Je laisserai une note de 3 étoiles sur le livre d’or de ce commissariat ; ils sont moins coriaces qu’à Paname et le sandwich n’est pas trop crade. Même la cellule ne sentait pas la pisse. J’ai beaucoup pensé à Casper pendant ces quelques heures de répit. C’était quoi cette histoire de fils ? Comment je vais expliquer ça à sa mère ? Qu’est-ce que c’est que ce paquet ? Je ne vois personne autour de lui capable de tout ça, même s’il devait de l’argent à Santiago on n’en serait pas arrivé là !

Putain de merdier !

Il est sept heures du matin quand je suis libéré, c’est maintenant que la partie commence. Casper aurait su quoi faire, comment ne pas se faire repérer, on ne l’appelait pas comme ça pour rien, il pouvait traverser Paris avec un kilo en pleine journée, à l’aise.

La rue semble déserte, je n’ai aucune idée d’où je peux être dans la ville. Et d’un coup c’est l’illumination ! je dois d’abord braquer une caisse, ils doivent m’attendre à la gare, je dois juste m’assurer que personne ne me piste. Je marche tranquillement, en prenant soin de suivre le chemin le plus erratique possible, je vérifie chaque voiture au passage. Je fini par remarquer une portière déverrouillée, tour du pâté de maison, deuxième tour au cas où. Cette fois c’est bon je suis vraiment seul, je retourne vers la voiture et c’est parti pour Cesson, premier arrêt du RER D après Melun. Je suis penché sous le volant pour la faire démarrer quand on tape à ma vitre. Le mec arrive tout droit de 1950 ma parole ! Lunettes noires et imper trois quart, mal rasé, les épaules à la Mister-T, un mélange de deux Jean : Reno et Gabin, en mode barbouze. Le moteur vrombit, j’enclenche la marche arrière, défonce le pare choc de la Volvo derrière, première, je pars en trombe à moitié couché sur le siège passager, dix mètres à peine et trois détonations gros calibre font voler en éclat le coffre et le pare-brise. Merde ! Merde ! Merde ! Merde !!!

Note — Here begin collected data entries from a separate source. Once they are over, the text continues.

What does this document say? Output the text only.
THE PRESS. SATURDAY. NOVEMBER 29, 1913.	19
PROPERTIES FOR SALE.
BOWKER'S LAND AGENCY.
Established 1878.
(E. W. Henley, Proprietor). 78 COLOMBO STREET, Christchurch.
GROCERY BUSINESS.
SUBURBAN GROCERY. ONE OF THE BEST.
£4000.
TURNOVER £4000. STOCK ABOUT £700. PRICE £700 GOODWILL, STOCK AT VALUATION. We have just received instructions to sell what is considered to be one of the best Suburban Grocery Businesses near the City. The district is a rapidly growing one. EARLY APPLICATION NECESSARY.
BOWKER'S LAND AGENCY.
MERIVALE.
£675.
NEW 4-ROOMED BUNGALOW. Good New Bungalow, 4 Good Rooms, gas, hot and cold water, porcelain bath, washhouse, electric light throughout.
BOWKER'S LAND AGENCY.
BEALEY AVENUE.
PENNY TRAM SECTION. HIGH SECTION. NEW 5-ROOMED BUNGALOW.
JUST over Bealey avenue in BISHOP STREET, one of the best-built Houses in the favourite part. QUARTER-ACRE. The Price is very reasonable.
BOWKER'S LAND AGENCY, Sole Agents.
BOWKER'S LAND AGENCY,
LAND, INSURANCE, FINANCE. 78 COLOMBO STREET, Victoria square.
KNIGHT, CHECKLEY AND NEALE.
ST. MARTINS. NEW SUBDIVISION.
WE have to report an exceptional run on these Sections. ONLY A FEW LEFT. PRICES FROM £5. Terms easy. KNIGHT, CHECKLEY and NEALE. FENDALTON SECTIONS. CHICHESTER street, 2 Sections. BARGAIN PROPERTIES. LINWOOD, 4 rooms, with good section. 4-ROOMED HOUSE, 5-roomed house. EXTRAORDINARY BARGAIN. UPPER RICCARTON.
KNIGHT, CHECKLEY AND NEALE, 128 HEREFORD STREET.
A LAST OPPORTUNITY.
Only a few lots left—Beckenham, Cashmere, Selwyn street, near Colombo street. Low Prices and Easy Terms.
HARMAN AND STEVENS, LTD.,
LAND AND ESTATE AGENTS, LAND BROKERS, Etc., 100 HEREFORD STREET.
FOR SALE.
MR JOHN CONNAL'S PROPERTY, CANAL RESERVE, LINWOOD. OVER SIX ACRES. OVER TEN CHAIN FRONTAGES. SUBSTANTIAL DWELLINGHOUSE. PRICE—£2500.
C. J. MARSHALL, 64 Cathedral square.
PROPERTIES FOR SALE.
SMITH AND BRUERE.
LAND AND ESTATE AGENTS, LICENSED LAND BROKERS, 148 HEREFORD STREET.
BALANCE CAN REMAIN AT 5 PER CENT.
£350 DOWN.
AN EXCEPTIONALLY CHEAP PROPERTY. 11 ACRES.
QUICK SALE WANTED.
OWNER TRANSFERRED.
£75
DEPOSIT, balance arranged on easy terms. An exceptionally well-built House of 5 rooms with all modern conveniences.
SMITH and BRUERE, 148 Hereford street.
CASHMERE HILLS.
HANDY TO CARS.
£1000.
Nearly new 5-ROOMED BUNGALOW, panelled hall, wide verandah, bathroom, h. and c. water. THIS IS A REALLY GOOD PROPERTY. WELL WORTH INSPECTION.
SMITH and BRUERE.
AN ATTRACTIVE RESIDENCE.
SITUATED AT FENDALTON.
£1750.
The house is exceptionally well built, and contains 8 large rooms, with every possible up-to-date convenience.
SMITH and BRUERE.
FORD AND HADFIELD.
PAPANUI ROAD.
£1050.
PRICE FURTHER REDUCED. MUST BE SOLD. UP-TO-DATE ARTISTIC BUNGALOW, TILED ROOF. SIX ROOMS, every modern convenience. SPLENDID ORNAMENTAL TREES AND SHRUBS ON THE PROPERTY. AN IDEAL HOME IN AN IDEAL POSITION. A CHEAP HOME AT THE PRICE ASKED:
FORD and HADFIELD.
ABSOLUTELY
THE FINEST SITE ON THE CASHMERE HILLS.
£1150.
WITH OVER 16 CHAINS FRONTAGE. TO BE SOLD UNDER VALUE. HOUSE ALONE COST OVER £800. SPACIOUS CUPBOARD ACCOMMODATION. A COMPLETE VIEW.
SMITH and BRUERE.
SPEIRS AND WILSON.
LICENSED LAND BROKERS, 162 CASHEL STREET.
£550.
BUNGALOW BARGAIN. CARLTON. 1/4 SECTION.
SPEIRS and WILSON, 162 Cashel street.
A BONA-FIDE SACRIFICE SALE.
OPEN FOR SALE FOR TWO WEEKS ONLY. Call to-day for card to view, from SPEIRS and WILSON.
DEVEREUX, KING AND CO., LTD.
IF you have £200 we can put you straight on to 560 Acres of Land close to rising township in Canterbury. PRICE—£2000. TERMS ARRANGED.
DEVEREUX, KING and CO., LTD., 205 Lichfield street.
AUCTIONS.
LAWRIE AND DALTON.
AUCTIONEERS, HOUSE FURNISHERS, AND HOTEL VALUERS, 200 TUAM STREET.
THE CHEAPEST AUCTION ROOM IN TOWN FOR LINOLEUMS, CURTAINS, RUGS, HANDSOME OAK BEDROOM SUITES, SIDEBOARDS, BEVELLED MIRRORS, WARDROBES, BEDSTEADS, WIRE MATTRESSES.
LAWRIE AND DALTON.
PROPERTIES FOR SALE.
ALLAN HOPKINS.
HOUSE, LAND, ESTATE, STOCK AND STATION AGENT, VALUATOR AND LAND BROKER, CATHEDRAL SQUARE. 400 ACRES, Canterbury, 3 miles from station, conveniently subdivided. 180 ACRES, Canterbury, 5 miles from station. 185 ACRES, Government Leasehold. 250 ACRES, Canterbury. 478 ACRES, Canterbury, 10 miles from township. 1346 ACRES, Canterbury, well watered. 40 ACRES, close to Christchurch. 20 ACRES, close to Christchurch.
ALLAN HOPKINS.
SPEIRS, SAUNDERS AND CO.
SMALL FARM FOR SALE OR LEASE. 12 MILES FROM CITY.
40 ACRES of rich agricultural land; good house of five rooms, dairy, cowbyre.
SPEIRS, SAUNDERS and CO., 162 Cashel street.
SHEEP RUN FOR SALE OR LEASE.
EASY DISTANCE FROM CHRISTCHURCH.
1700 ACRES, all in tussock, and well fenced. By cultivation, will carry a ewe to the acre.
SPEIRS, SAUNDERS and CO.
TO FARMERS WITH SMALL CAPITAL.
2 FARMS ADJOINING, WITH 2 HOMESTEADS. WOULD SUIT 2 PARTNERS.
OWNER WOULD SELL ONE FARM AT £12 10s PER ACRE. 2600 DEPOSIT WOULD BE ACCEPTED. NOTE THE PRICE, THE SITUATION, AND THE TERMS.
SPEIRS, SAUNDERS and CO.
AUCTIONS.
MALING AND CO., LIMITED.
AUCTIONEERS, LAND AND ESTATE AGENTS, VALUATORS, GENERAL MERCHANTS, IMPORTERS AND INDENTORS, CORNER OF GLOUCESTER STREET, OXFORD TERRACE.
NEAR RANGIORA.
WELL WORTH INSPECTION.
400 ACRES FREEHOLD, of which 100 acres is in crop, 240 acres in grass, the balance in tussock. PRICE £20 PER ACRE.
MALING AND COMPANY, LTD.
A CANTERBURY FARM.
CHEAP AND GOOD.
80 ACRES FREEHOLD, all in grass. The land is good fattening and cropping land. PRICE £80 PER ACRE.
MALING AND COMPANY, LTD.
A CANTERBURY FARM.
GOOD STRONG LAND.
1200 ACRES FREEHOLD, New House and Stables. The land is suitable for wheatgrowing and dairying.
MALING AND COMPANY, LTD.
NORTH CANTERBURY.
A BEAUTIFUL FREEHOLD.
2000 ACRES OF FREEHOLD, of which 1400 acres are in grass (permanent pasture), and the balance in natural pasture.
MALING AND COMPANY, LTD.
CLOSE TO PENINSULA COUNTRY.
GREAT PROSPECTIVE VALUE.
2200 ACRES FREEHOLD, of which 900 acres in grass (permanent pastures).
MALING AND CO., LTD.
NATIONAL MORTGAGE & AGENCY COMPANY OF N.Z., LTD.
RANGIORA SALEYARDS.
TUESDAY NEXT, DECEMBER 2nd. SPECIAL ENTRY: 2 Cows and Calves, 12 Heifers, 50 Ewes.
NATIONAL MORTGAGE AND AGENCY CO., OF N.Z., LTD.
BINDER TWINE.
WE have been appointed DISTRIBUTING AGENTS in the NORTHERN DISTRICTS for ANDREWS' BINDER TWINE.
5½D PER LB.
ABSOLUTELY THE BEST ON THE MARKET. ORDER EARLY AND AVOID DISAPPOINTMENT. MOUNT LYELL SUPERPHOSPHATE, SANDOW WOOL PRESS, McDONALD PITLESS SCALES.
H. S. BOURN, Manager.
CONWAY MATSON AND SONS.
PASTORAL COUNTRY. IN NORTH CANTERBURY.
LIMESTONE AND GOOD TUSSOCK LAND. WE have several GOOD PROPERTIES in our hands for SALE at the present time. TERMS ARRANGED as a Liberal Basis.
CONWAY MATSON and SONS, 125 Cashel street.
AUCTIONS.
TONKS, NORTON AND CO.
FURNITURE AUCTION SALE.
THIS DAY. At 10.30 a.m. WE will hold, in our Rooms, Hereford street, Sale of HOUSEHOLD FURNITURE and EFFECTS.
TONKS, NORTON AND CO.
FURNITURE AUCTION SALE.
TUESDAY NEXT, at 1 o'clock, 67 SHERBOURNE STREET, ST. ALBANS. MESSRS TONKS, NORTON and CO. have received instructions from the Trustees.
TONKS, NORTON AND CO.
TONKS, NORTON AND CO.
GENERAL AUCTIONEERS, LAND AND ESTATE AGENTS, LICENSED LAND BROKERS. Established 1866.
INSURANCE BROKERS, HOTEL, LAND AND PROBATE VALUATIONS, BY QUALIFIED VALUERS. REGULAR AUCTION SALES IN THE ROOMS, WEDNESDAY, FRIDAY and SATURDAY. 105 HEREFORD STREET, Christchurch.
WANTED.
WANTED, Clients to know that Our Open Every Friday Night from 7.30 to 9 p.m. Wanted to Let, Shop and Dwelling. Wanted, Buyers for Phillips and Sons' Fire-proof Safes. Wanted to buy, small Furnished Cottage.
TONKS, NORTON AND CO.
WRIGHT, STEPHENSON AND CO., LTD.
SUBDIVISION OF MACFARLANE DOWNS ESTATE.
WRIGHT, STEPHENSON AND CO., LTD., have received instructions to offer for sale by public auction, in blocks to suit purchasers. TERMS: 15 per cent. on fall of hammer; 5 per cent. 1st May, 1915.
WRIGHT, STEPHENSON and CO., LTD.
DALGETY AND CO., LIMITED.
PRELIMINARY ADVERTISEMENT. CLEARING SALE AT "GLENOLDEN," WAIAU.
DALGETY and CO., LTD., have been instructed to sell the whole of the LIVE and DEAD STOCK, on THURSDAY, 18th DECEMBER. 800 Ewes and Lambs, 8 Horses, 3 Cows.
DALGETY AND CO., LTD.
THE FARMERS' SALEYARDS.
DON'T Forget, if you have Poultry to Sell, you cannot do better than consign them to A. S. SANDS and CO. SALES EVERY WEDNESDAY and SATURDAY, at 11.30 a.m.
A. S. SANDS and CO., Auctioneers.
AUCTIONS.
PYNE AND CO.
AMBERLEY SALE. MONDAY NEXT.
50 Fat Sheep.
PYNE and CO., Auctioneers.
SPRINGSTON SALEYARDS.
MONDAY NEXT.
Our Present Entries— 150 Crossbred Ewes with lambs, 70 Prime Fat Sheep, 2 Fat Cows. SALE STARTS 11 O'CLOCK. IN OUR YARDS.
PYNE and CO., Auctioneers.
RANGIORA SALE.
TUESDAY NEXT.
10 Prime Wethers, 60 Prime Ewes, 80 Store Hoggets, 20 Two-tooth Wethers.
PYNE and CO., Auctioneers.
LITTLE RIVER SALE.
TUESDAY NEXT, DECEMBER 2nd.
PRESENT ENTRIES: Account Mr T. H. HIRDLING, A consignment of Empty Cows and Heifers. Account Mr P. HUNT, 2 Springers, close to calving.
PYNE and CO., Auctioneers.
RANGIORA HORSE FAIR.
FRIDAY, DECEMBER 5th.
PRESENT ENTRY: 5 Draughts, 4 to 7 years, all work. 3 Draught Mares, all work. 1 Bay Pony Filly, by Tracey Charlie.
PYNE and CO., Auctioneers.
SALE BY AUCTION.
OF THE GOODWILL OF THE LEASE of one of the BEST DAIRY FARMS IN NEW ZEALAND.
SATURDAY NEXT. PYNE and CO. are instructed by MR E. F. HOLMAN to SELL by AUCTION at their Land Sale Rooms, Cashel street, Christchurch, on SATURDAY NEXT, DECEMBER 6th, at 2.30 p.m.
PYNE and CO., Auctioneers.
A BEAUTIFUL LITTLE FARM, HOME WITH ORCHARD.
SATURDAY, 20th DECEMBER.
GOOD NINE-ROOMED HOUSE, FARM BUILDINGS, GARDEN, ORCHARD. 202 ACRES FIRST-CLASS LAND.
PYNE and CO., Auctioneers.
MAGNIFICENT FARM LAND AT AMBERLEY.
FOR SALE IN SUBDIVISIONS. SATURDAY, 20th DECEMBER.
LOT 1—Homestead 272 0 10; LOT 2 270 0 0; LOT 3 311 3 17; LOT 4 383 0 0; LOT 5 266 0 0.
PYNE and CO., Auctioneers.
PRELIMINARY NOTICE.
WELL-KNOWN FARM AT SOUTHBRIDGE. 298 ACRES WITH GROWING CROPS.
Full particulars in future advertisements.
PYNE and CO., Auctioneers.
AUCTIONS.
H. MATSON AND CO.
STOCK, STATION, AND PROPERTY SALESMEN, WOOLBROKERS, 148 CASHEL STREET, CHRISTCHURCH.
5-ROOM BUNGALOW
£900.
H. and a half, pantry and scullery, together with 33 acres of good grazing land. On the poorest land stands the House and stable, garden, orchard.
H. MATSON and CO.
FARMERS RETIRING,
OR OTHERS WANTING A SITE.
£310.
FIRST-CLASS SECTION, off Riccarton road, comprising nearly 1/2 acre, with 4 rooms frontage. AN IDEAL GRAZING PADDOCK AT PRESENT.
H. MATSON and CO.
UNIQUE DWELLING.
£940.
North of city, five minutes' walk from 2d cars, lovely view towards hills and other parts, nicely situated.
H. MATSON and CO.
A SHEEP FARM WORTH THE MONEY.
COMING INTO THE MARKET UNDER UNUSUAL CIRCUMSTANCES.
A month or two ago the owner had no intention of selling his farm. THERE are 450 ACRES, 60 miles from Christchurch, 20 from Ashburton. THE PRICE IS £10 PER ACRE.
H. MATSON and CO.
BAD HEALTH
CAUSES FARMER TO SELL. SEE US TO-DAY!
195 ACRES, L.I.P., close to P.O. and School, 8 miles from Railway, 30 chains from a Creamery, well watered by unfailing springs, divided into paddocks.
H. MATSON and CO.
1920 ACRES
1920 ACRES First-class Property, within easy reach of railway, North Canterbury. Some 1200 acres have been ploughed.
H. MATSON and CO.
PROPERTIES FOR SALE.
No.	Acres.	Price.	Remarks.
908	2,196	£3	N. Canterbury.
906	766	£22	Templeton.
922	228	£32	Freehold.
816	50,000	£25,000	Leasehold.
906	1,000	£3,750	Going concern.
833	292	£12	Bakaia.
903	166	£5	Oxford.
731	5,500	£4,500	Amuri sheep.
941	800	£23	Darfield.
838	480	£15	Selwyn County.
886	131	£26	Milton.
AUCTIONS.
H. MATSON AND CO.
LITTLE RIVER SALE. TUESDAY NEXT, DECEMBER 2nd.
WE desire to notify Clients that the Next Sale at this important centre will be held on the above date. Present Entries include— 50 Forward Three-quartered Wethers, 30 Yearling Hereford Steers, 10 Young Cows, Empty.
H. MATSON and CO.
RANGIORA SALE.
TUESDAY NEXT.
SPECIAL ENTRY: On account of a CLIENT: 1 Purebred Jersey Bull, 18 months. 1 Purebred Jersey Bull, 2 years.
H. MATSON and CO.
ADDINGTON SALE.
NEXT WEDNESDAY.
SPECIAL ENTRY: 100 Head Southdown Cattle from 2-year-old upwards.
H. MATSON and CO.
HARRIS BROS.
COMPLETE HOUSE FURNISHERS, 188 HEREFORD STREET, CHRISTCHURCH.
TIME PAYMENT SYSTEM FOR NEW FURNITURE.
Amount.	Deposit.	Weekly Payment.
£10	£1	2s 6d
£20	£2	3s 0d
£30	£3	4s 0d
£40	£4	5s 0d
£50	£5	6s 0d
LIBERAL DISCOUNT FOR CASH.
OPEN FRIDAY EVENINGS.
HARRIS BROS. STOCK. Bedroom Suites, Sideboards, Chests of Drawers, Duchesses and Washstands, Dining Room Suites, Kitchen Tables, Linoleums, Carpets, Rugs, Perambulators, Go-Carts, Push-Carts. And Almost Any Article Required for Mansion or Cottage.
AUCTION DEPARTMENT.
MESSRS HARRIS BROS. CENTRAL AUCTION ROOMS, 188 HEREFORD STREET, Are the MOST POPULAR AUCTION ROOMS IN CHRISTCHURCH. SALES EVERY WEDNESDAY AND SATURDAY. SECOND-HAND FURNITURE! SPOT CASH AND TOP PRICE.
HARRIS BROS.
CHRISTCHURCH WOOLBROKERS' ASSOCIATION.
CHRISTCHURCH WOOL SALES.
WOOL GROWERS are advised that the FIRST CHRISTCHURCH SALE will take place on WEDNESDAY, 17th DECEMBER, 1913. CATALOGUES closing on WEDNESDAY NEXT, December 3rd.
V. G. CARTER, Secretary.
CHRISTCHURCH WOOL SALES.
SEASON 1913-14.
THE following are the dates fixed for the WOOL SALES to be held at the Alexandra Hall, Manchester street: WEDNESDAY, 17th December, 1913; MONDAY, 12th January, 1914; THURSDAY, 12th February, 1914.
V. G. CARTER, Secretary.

J’essaie de me repérer tant bien que mal dans les rues du centre, les besogneux commencent à s’entasser dans les bouchons et je prie pour ne pas être coincé, vite se casser de cette ville maudite ! Les yeux rivés aux rétros je dois éviter la course poursuite, la police, les embouteillages et je dois me repérer. Il ne doit pas être huit heures du matin que je dégouline déjà de sueur. Après une bonne demi-heure j’arrive à la gare de Cesson, je laisse la Simca (j’ai trouvé que ça… on ne rigole pas !) bien garée et descends vers les quais. La foule est dense ici, les banlieusards sont tous en tenue du dimanche ce mercredi, tout beau pour aller voir leur patron, la chatte rasée et la chemise ouverte au deuxième bouton, tu l’auras ton augmentation Ducon. Dix minutes plus tard je suis de retour sur le quai Alighieri, troisième sous-sol de la gare, escalator sud. Pourvu qu’ils ne surveillent que la grande entrée ! - à force de prier je vais devoir me convertir - Rien de tel pour se cacher que la foule des travailleurs sur le quai du train, avec les Parisiens il y a deux types de personnes : ceux qui n’en ont rien à foutre de ta gueule, et ceux pour qui il n’y a que la leur qui compte. Dans les deux cas tu peux te balader à poil avec un pamplemousse sur la tête, personne ne te calcule.